René Redzepi To Close (And Do Other Crazy Things With) World-Famous Restaurant Noma
There will be a new location on a large plot of scrabbly urban land with a structure, according to The New York Times, “like an auditorium-size crack den.”
René Redzepi To Close (And Do Other Crazy Things With) World-Famous Restaurant Noma
There will be a new location on a large plot of scrabbly urban land with a structure, according to The New York Times, “like an auditorium-size crack den.”
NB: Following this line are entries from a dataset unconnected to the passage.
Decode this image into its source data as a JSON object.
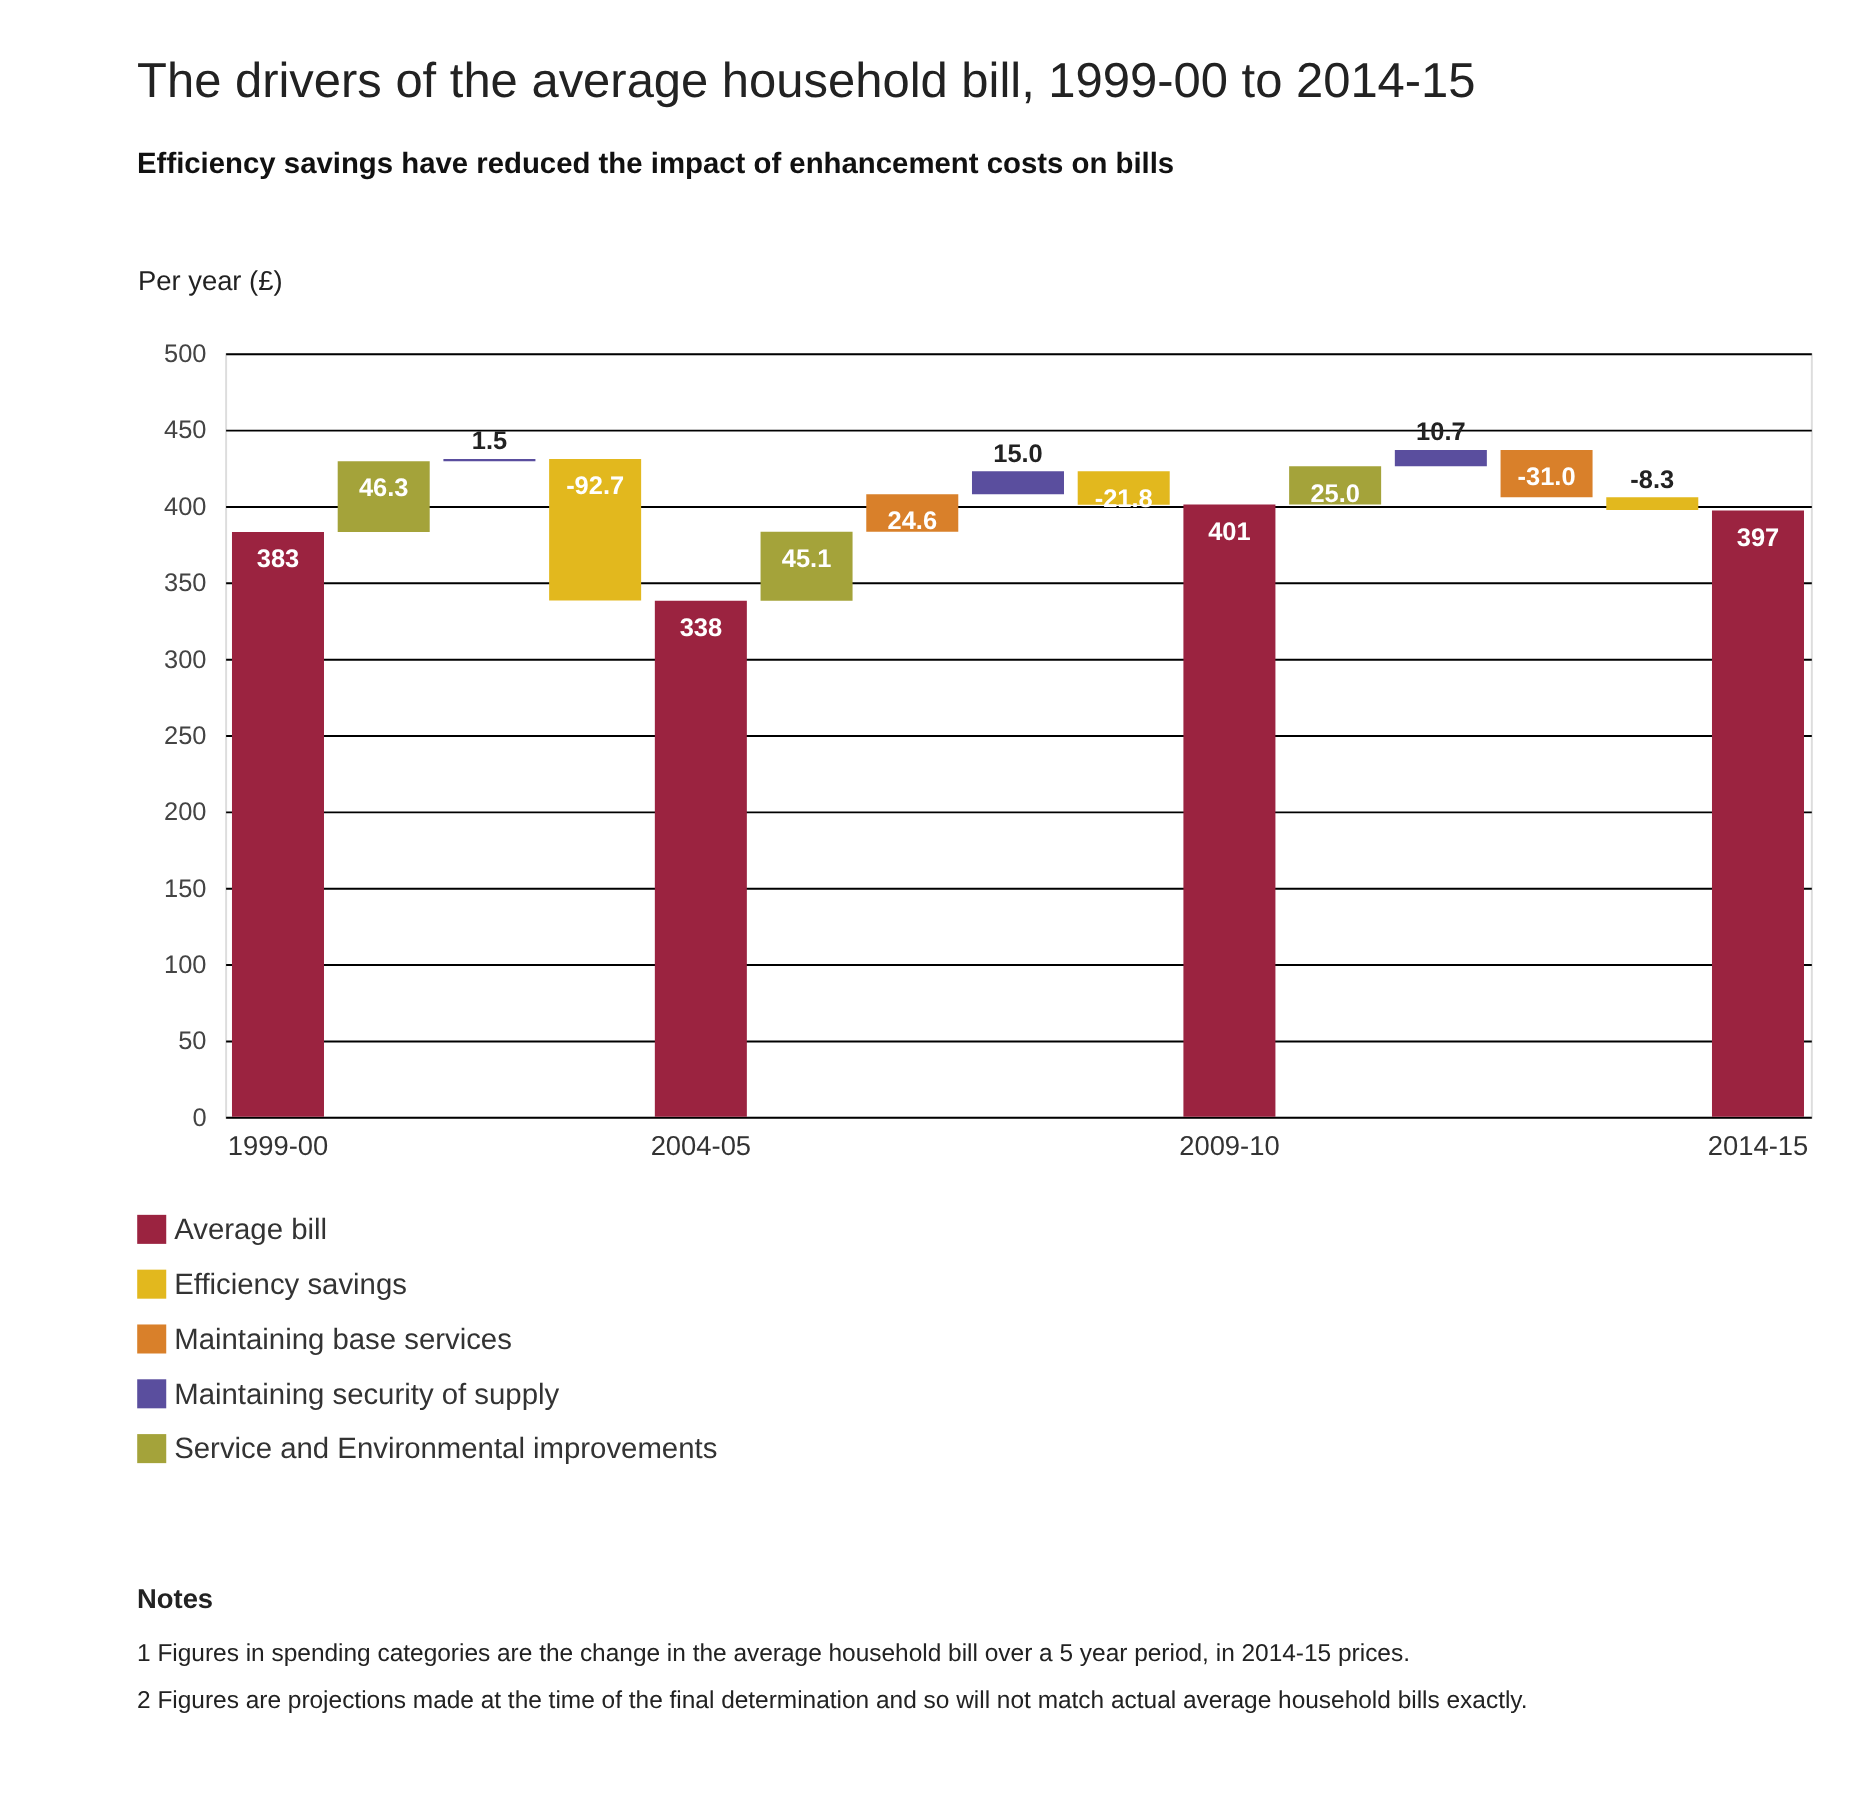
{
  "chart_data": {
    "type": "bar",
    "title": "The drivers of the average household bill, 1999-00 to 2014-15",
    "subtitle": "Efficiency savings have reduced the impact of enhancement costs on bills",
    "ylabel": "Per year (£)",
    "categories": [
      "1999-00",
      null,
      null,
      null,
      "2004-05",
      null,
      null,
      null,
      null,
      "2009-10",
      null,
      null,
      null,
      null,
      "2014-15"
    ],
    "stacked": false,
    "series": [
      {
        "name": "Average bill",
        "color": "#9b2340",
        "values": [
          383,
          null,
          null,
          null,
          338,
          null,
          null,
          null,
          null,
          401,
          null,
          null,
          null,
          null,
          397
        ],
        "base": [
          0,
          null,
          null,
          null,
          0,
          null,
          null,
          null,
          null,
          0,
          null,
          null,
          null,
          null,
          0
        ],
        "value_labels": [
          "383",
          null,
          null,
          null,
          "338",
          null,
          null,
          null,
          null,
          "401",
          null,
          null,
          null,
          null,
          "397"
        ]
      },
      {
        "name": "Efficiency savings",
        "color": "#e2b81e",
        "values": [
          null,
          null,
          null,
          -92.7,
          null,
          null,
          null,
          null,
          -21.8,
          null,
          null,
          null,
          null,
          -8.3,
          null
        ],
        "base": [
          null,
          null,
          null,
          430.8,
          null,
          null,
          null,
          null,
          422.7,
          null,
          null,
          null,
          null,
          405.7,
          null
        ],
        "value_labels": [
          null,
          null,
          null,
          "-92.7",
          null,
          null,
          null,
          null,
          "-21.8",
          null,
          null,
          null,
          null,
          "-8.3",
          null
        ]
      },
      {
        "name": "Maintaining base services",
        "color": "#d9802a",
        "values": [
          null,
          null,
          null,
          null,
          null,
          null,
          24.6,
          null,
          null,
          null,
          null,
          null,
          -31.0,
          null,
          null
        ],
        "base": [
          null,
          null,
          null,
          null,
          null,
          null,
          383.1,
          null,
          null,
          null,
          null,
          null,
          436.7,
          null,
          null
        ],
        "value_labels": [
          null,
          null,
          null,
          null,
          null,
          null,
          "24.6",
          null,
          null,
          null,
          null,
          null,
          "-31.0",
          null,
          null
        ]
      },
      {
        "name": "Maintaining security of supply",
        "color": "#5a4e9e",
        "values": [
          null,
          null,
          1.5,
          null,
          null,
          null,
          null,
          15.0,
          null,
          null,
          null,
          10.7,
          null,
          null,
          null
        ],
        "base": [
          null,
          null,
          429.3,
          null,
          null,
          null,
          null,
          407.7,
          null,
          null,
          null,
          426,
          null,
          null,
          null
        ],
        "value_labels": [
          null,
          null,
          "1.5",
          null,
          null,
          null,
          null,
          "15.0",
          null,
          null,
          null,
          "10.7",
          null,
          null,
          null
        ]
      },
      {
        "name": "Service and Environmental improvements",
        "color": "#a4a33a",
        "values": [
          null,
          46.3,
          null,
          null,
          null,
          45.1,
          null,
          null,
          null,
          null,
          25.0,
          null,
          null,
          null,
          null
        ],
        "base": [
          null,
          383,
          null,
          null,
          null,
          338,
          null,
          null,
          null,
          null,
          401,
          null,
          null,
          null,
          null
        ],
        "value_labels": [
          null,
          "46.3",
          null,
          null,
          null,
          "45.1",
          null,
          null,
          null,
          null,
          "25.0",
          null,
          null,
          null,
          null
        ]
      }
    ],
    "ylim": [
      0,
      500
    ],
    "yticks": [
      0,
      50,
      100,
      150,
      200,
      250,
      300,
      350,
      400,
      450,
      500
    ],
    "grid": "y",
    "legend": "bottom left",
    "annotations": [
      "Notes",
      "1     Figures in spending categories are the change in the average household bill over a 5 year period, in 2014-15 prices.",
      "2     Figures are projections made at the time of the final determination and so will not match actual average household bills exactly."
    ]
  }
}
René Redzepi’s fine dining establishment sought to create both new and familiar flavors with ingredients from the Nordic region, an area not known for either its produce or its cuisine. His team crafts dishes of wild and scavenged plants, creates new ingredients with unusual or revived preservation techniques, and serves food unlike anything anywhere in the world. Think malted flatbread coated with juniper powder and served with snail-stuffed foraged flowers.
Noma is a hugely influential restaurant, still packed and still on the cutting edge; no critic is calling the place stale. Yet Redzepi announced yesterday that he’ll be closing the restaurant on New Year’s Eve, 2016. Even crazier is what he plans to do after that.
Noma in its original location will be no more; Redzepi plans to reopen a spot under the same name just outside Copenhagen’s Christiana neighborhood, an area known for a sort of hippie anarchist lawlessness. His new location is a large plot of scrabbly urban land with a structure, according to the Times report, “like an auditorium-size crack den.” In this spot he’ll create a variety of urban farms – one on the roof, some on the land, one that he envisions as floating on a raft. (We actually have one of those floating barge-farms right here on our own Hudson River.)
The new restaurant will be heavily seasonal, but in a different way from Noma’s previous incarnation. Its menu will be split up by season: game in the fall, seafood in the winter, and vegetarian in the spring and summer. This latter sounds ambitious for a fine-dining restaurant, but Noma has always leaned much more heavily towards produce than towards meat. And Redzepi will also open a second, more casual restaurant, according to the Times.
Between the closing of the existing Noma and the establishment of the new setup, the Noma team will head to Australia to play around with native Australian ingredients in the same way they play with Nordic ingredients today. Which sounds fun! But not as much fun as if Redzepi opened a restaurant closer to us.